La rotunda existencia de un contrato vigente y con sus firmas relucientes no es algo que pueda emocionar a nadie en el viscoso ambiente del fútbol nativo donde –por ejemplo– casi nadie juzga de escasa ética representar al mismo tiempo a un técnico... y a varios de sus dirigidos. Ah. ¡Pero mirá qué piola!
Así las cosas, en River, mientras Abreu dejaba plantada a la banda del Sopa Aguilar y volaba hacia el País Vasco en busca de emociones más fuertes, Los Abstemios del Tablón no perdían su tiempo y seducían con éxito al enamoradizo Fabbiani. “¡Me voy a River sí o sí, aunque esté parado seis meses!”, recita el Gordo, empacado, para desesperación de los nobles partisanos que liberaron al Parque Independencia de la feroz dictadura del general Bingo López. Le sobran las razones, dice. Veamos.

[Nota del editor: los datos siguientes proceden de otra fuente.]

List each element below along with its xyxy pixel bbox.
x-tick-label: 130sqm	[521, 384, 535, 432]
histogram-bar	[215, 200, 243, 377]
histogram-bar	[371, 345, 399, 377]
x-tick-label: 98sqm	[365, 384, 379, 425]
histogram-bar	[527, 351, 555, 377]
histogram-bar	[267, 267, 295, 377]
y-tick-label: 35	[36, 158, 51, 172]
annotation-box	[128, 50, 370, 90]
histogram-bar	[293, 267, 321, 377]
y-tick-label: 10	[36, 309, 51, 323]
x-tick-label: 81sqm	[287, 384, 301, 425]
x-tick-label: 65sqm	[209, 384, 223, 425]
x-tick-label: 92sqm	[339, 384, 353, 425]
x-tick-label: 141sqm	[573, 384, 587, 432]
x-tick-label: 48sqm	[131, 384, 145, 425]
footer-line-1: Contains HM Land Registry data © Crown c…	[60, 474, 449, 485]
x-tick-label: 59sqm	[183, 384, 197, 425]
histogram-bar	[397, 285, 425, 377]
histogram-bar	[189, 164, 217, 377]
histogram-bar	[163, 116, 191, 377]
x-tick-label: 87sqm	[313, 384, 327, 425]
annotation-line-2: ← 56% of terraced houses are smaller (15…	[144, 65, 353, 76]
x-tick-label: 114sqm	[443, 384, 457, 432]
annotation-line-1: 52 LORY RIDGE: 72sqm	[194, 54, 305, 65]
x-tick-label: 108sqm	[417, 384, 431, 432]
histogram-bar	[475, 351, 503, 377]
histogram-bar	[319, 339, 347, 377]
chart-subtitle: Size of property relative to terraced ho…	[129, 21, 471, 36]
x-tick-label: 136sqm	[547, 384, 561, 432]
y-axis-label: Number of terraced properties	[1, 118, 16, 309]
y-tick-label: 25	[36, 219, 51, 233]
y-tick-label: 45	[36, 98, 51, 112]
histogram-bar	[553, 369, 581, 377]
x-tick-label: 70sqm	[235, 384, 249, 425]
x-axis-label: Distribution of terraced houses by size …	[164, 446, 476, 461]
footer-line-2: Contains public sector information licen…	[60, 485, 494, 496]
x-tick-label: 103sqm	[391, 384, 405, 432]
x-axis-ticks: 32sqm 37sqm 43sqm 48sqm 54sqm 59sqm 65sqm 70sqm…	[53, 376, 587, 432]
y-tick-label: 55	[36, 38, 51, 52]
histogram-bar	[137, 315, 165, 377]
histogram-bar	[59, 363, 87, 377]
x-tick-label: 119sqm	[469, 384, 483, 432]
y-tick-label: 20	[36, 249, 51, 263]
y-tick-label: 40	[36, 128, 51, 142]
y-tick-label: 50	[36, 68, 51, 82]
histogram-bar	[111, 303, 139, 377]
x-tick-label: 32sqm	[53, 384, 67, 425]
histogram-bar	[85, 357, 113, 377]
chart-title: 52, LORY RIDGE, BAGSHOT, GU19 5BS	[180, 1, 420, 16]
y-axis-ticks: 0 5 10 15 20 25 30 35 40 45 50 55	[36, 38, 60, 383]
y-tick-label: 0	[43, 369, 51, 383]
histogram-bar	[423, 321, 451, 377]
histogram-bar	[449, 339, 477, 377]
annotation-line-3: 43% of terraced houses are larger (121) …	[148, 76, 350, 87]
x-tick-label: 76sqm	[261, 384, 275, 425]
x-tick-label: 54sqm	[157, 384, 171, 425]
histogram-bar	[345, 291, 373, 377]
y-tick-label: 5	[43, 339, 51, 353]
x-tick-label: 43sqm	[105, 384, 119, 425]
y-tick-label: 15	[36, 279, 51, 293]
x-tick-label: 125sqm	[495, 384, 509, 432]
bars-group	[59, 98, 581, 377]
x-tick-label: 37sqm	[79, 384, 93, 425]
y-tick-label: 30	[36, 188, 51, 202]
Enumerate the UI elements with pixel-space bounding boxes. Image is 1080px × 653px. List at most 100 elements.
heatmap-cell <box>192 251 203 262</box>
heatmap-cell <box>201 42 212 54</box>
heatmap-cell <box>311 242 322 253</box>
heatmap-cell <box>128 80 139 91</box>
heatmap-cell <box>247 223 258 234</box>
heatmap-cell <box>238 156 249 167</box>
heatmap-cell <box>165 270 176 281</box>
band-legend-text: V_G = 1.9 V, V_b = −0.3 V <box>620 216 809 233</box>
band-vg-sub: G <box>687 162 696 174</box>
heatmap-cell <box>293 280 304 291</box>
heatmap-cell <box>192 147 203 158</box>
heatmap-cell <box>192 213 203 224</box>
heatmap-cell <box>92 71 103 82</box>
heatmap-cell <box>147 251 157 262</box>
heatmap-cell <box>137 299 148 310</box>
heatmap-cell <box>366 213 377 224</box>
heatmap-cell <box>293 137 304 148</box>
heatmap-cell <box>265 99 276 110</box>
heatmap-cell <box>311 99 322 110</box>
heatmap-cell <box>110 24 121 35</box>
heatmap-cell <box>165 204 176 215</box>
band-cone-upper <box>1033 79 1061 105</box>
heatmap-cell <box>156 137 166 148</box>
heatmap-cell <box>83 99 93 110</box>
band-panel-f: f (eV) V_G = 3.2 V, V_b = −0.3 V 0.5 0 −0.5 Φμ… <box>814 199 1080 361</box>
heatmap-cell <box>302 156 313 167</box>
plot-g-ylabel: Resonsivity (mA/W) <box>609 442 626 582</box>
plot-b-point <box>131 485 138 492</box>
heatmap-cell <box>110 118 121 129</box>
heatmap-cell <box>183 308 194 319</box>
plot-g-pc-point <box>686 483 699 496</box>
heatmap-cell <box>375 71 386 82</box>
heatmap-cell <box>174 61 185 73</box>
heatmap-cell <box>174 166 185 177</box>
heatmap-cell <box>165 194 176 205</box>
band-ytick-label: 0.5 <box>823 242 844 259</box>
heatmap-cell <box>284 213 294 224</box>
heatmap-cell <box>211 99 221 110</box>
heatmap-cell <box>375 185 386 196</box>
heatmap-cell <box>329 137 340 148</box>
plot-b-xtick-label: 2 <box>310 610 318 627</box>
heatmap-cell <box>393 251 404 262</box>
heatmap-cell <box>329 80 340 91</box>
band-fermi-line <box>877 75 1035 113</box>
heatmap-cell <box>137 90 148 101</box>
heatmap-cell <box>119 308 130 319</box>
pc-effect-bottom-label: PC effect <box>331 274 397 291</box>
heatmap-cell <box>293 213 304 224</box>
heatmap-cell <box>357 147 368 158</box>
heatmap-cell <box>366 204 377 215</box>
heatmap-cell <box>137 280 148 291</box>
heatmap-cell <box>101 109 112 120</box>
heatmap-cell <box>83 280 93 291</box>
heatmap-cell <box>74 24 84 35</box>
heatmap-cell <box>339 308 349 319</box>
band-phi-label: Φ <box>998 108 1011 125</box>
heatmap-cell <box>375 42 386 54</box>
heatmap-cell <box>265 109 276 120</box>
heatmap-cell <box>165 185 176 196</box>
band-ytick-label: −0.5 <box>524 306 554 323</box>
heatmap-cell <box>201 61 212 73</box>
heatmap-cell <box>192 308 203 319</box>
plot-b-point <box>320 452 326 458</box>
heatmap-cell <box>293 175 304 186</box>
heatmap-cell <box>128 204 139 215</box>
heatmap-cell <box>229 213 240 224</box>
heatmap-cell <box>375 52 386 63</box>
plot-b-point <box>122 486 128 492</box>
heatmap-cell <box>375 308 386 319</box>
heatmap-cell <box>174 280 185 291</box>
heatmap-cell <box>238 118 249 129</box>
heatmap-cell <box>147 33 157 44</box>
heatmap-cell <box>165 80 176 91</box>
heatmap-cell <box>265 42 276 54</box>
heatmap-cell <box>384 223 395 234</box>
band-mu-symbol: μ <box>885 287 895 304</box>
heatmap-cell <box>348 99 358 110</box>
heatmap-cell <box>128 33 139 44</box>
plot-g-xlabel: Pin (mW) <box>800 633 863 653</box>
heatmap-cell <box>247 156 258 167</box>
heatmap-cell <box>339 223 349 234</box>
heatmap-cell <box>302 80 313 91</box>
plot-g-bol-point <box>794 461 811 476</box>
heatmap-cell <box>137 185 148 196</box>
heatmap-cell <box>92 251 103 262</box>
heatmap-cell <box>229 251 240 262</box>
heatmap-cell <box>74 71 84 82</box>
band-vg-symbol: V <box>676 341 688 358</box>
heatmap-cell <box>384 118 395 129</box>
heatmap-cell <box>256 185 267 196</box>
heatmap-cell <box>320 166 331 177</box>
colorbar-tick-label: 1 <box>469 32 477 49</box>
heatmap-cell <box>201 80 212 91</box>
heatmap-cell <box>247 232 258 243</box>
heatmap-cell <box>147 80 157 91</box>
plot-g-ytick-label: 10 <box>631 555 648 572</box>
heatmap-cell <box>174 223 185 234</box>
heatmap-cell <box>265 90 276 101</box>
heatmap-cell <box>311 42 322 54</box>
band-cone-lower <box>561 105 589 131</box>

Razón 1; flagrante incumplimiento: “Me deben plata”. Razón 2; justicia social: “Me pagaron, sí, pero soy solidario con los chicos que no cobraron”. Razón 3; vida privada: “Debo irme, me persigue mi ex”. Razón 4; derecho laboral: “Puedo elegir dónde trabajar”. Razón 5; prueba ontológica: “Soy de River, no me jodan”.
Clarísimo.
Esta divertida telenovela tiene final abierto y veremos cada apasionante capítulo en los medios, con lujo de detalles, nuevos personajes y suspenso. ¿Vale la pena tanto lío? Quizá. Fabbiani es un jugador fino, pese a su descomunal osamenta. Sabe con la pelota. Si mejora su estado físico y su manera de definir, puede llegar lejos, de verdad.
Alcanzar, incluso, mayores alturas que la tapa de Paparazzi, un VIP en el desfile de Giordano o los flashes frente al panel lleno de marcas de Sunset; esos paisajes de ensueño, tan inalcanzables.